Assim como você, minha sensual leitora; aliás me vejo obrigado a reparar que de todas as pessoas que vêm aqui, a senhora é de quem gosto mais, não que seja lá um elogio, porque não vem tanta gente assim; não tenho em mim a pretensão de ser, apenas estou, meio deslocado, sem jeito, mas estou. As míseras estirpes do acaso e da aflição, eis aí minha condição. Não ter nascido, não ser, seria melhor ainda. Contudo, estou aí, vagando a esmo pelo mundo, copo na mão e cada vez mais parecido com meu pai. Então sobrevivo a mais um dia de perdas. As recentes, com feridas carcomendo a alma, exalam um cheiro pútrido, proveniente de pus infeccionada, revelam descaminhos antigos, agora ressuscitados pela esperança frenética da ventura.

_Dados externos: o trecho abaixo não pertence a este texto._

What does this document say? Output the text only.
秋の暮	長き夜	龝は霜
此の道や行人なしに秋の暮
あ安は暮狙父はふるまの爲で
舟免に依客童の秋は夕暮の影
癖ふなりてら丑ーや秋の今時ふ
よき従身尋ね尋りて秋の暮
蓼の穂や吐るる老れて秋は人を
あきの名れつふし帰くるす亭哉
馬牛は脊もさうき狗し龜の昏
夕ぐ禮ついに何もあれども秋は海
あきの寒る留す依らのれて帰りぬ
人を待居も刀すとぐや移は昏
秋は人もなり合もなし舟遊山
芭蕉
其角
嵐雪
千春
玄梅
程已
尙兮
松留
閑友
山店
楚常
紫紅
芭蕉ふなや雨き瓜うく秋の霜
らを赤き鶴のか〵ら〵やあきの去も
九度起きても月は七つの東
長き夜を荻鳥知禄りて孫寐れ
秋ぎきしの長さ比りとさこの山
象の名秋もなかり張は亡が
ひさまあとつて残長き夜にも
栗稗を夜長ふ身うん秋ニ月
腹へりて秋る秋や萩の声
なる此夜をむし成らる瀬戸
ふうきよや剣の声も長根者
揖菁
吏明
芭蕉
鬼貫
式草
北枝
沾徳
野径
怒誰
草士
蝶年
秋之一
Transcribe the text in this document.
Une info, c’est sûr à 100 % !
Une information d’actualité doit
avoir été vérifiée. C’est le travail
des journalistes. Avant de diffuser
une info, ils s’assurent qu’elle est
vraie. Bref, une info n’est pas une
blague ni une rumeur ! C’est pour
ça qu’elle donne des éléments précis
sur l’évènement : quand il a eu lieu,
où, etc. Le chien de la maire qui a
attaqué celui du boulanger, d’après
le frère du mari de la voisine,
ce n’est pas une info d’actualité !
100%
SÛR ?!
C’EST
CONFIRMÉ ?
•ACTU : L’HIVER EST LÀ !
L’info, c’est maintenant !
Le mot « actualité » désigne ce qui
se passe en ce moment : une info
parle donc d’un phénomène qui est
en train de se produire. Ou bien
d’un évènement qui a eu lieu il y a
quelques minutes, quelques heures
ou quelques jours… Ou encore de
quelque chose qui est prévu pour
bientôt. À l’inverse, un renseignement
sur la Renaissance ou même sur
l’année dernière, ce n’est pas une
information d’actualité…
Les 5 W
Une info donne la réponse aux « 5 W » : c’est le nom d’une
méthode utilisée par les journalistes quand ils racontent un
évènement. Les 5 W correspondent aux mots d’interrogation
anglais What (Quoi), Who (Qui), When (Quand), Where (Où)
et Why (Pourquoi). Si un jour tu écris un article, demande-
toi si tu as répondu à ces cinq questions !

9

Um dia imaginei a satisfação como uma bela moça de olhos brilhantes, cuja sede de liberdade lhe fosse bastante cara.
Confesso que minha mente é errante e não emprego nenhum engenho na imposição de uma disciplina. Recuos, manobras, mesmo as mais simples, são desconhecidas de meu ritmo intelectual. A sensatez, o discernimento são coisas com as quais não me ocupo. Não vejo interesse algum na prudência. Ademais, não serei eu a cortar o elo da cadeia que prende o senso comum. Estou velho, cansado e acabado; sou tão interessante como o jornal da semana passada. Recordo-me do dia em que conheci a beleza e a injuriei, como diria certo herdeiro da ancestralidade de bardos gauleses. Foi um dia singular, uma sucessão de estranhos pressentimentos mostrando o fim. Trajetória já revelada de minha infâmia. Os caminhos sinuosos do destino já traçados na dura retina. Eu sempre soube que havia coisas erradas comigo.
Para não me alongar agradeço a presença de meus dois leitores. Foi muito gentil terem vindo hoje – perdendo um tempo precioso com textículo tão mal alinhavado, tão longe de suas ocupações, e eu sou apenas um menino maluquinho, ainda. Sim, só me ocupo com bobagens.